Rolls-Royce produces jet engines for long-haul aircraft for Airbus and Boeing. It also manufactures propulsion systems for Royal Navy warships and nuclear submarines and engines for trains including Britain’s new intercity fleet.
It has been hobbled by the collapse in air travel during the outbreak of the coronavirus pandemic and the subsequent economic lockdowns and restrictions on movements.
About £4 billion a year or a quarter of group revenues is tied through maintenance and service contracts to the flying hours of 5,000 engines on aircraft such as the Boeing 787 Dreamliner and Airbus A350, A380 and A330 for airlines such as British Airways and Virgin Atlantic. Long-haul travel has been disproportionately hit during the pandemic
Its future revenues in civil aerospace, which account for half the group revenues, are also affected by the fall-off in demand for new planes and the decision by Airbus and Boeing to halve production rates.
In the midst of the group’s unfolding crisis Warren East, 58, Rolls’ chief executive, has now lost his wingman Stephen Daintith, the finance director.
Rolls gave Mr Daintith a £3.3 million golden hello in shares when it poached him from the Daily Mail newspaper group three years ago. But with the value of those shares shredded and his subsequent share option awards deeply underwater Mr Daintith, 56, is off to take his chances with the dot-com grocer Ocado.
For the first six months of 2020, Rolls’ revenues fell by 26 per cent to £5.8 billion and it plunged to an operating loss of £1.7 billion. With £2.8 billion in cash leaving the company during the pandemic, net debt has now spiralled by a third to £4 billion.
Write-offs and impairment charges and a massive loss on its currency hedging book sent the group £5.4 billion into the red, or a loss of 280p per share. With the company forecasting the loss of £10 billion of dollar-denominated revenues in the next few years it will have to spend £2.6 billion unwinding its dollar-sterling currency fluctuation hedges.
Rolls, which has put its £1 billion-rated Spanish business ITP Aero up for sale, said it had identified businesses worth another £1 billion for disposals. The City is also expecting a multibillion-pound rights issue fundraising from its shareholders in the coming months — it needs as much as £8 billion, according to the company’s biggest critic, David Perry, analyst at JP Morgan Cazenove.
Mr East said he did not expect Rolls’ civil aerospace business to make a full recovery back to 2019 levels until 2025. It expects it to be down by half for the whole of 2020, still off by a third in 2021 and operating at only 90 per cent in 2022. Compared with the 450 engines it was supposed to make this year, mainly for the Airbus A350, it now expects to deliver only 250 a year for the foreseeable future.

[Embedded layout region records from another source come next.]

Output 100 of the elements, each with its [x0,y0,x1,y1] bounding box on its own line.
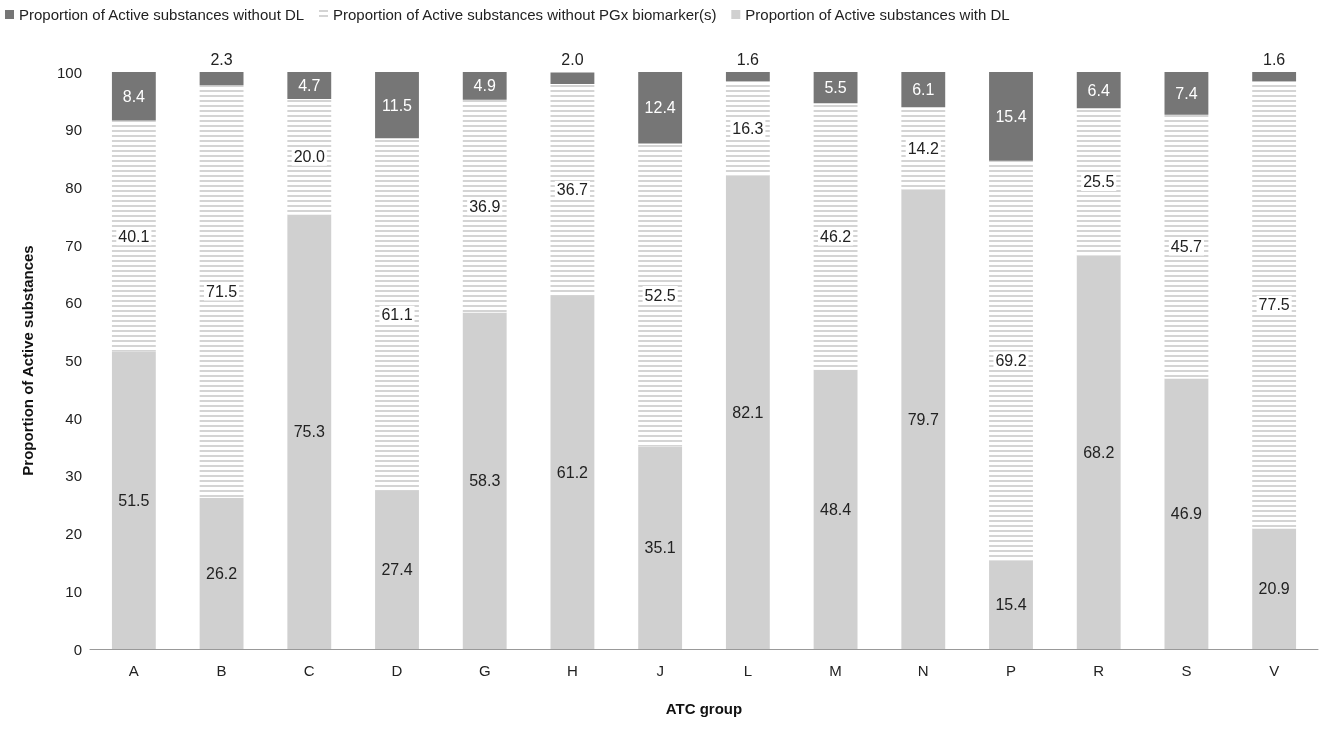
bar [1076,255,1121,649]
y-tick-label: 100 [56,63,82,81]
bar [901,189,946,649]
bar [111,72,156,121]
x-tick-label: P [1005,662,1017,679]
data-label: 12.4 [644,99,676,117]
bar [901,72,946,108]
data-label: 4.7 [298,77,321,95]
x-axis-title: ATC group [665,700,743,717]
data-label: 82.1 [732,403,764,421]
x-tick-label: V [1269,662,1280,679]
data-label: 36.7 [556,181,589,199]
y-tick-label: 90 [65,121,82,139]
bar [1252,528,1297,649]
data-label: 14.2 [907,139,939,157]
data-label: 36.9 [469,197,501,215]
y-tick-label: 70 [65,236,82,254]
y-axis-title: Proportion of Active substances [19,245,36,476]
x-tick-label: G [478,662,491,679]
data-label: 51.5 [118,491,150,509]
bar [725,175,770,649]
data-label: 4.9 [473,77,496,95]
data-label: 45.7 [1170,238,1203,256]
bar [989,72,1033,161]
data-label: 1.6 [736,50,760,68]
bar [1076,72,1121,109]
data-label: 16.3 [732,119,764,137]
y-tick-label: 20 [65,525,82,543]
data-label: 26.2 [206,564,238,582]
data-label: 68.2 [1083,443,1115,461]
bar [1164,378,1209,649]
bar [375,72,419,139]
data-label: 11.5 [382,96,413,114]
bar [813,72,858,104]
bar [199,497,244,649]
data-label: 35.1 [644,539,676,557]
data-label: 77.5 [1258,296,1290,314]
bar [989,560,1033,649]
bar [550,295,595,649]
y-tick-label: 60 [65,294,82,312]
legend-label: Proportion of Active substances without DL [19,6,305,23]
bar [199,72,244,86]
y-tick-label: 80 [65,178,82,196]
x-tick-label: S [1181,662,1192,679]
x-tick-label: H [567,662,578,679]
y-tick-label: 40 [65,409,82,427]
x-tick-label: R [1093,662,1105,679]
y-tick-label: 50 [65,352,82,369]
data-label: 6.1 [912,81,935,99]
bar [550,72,595,85]
bar [638,72,683,144]
x-tick-label: M [829,662,842,679]
data-label: 2.3 [210,50,233,68]
data-label: 2.0 [561,51,584,69]
data-label: 20.9 [1258,580,1290,598]
data-label: 8.4 [122,87,146,105]
data-label: 40.1 [118,227,150,245]
y-tick-label: 0 [73,640,82,658]
y-tick-label: 10 [65,582,82,600]
y-tick-label: 30 [65,467,82,485]
data-label: 15.4 [995,107,1027,125]
x-tick-label: D [391,662,403,679]
bar [1252,72,1297,82]
data-label: 7.4 [1175,84,1198,102]
data-label: 69.2 [995,352,1027,369]
bar [462,72,507,100]
bar [638,446,683,649]
data-label: 61.2 [556,463,589,481]
bar [1164,72,1209,115]
x-tick-label: B [216,662,227,679]
bar [287,72,332,100]
data-label: 52.5 [644,286,676,304]
data-label: 79.7 [907,410,939,428]
data-label: 46.2 [820,227,852,245]
x-tick-label: L [743,662,753,679]
bar [287,214,332,649]
bar [111,351,156,649]
legend-label: Proportion of Active substances without PGx biomarker(s) [332,6,717,23]
data-label: 46.9 [1170,505,1203,523]
data-label: 5.5 [824,79,847,97]
data-label: 25.5 [1083,173,1115,191]
data-label: 71.5 [206,283,238,301]
data-label: 20.0 [293,148,325,166]
data-label: 75.3 [293,423,325,441]
data-label: 15.4 [995,596,1027,614]
x-tick-label: C [303,662,315,679]
bar [375,490,419,649]
data-label: 61.1 [381,306,413,324]
data-label: 1.6 [1263,50,1286,68]
bar [813,369,858,649]
bar [462,312,507,649]
x-tick-label: A [128,662,139,679]
bar [725,72,770,82]
legend-label: Proportion of Active substances with DL [745,6,1010,23]
data-label: 48.4 [820,500,852,518]
x-tick-label: J [656,662,664,679]
data-label: 6.4 [1087,81,1110,99]
data-label: 27.4 [381,561,413,579]
x-tick-label: N [917,662,929,679]
data-label: 58.3 [469,472,501,490]
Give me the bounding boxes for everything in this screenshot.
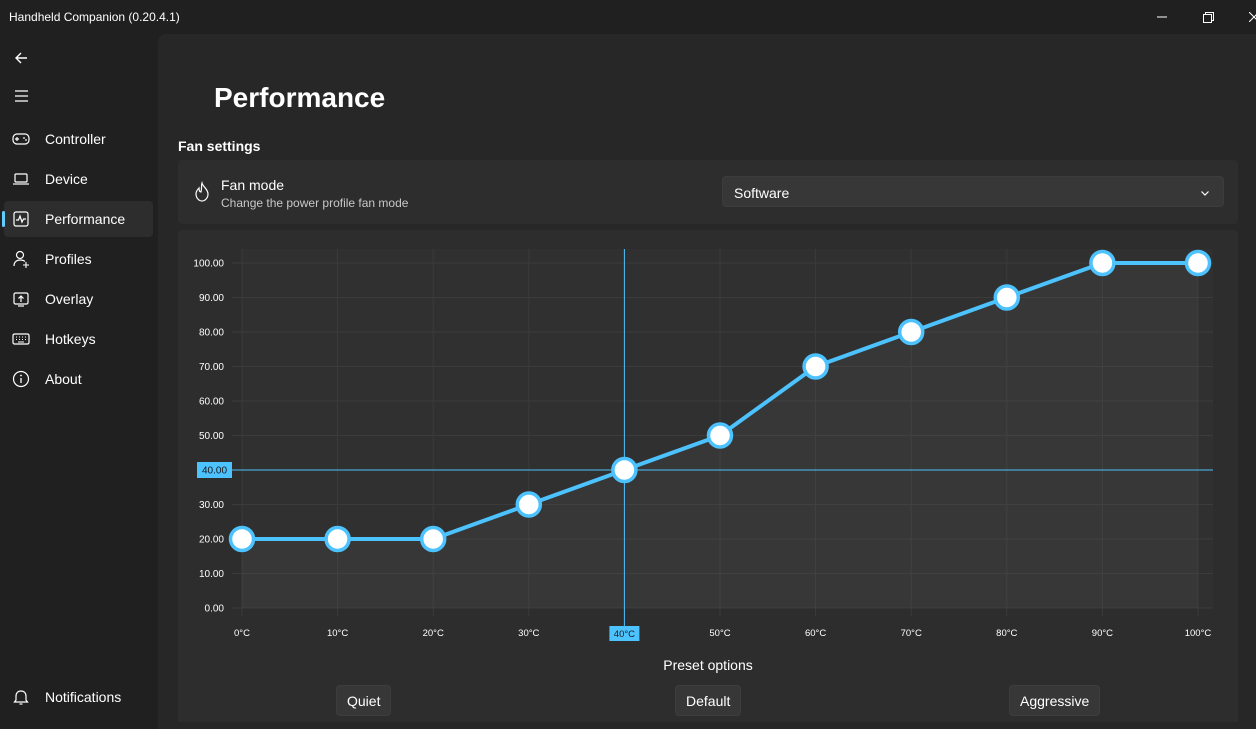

The company is laying off 9,000 people or 15 per cent of its workforce — 3,000 of them in the UK. Of the total 8,000 are in civil aerospace, reducing the division by about a third. It is to reduce its 11 main locations to six, with Derby refocused as the main engine assembly plant.
The restructurings and redundancies are “absolutely vital” to save the business, Mr East said. Of the going concern warning, he added: “We are being literal and honest.”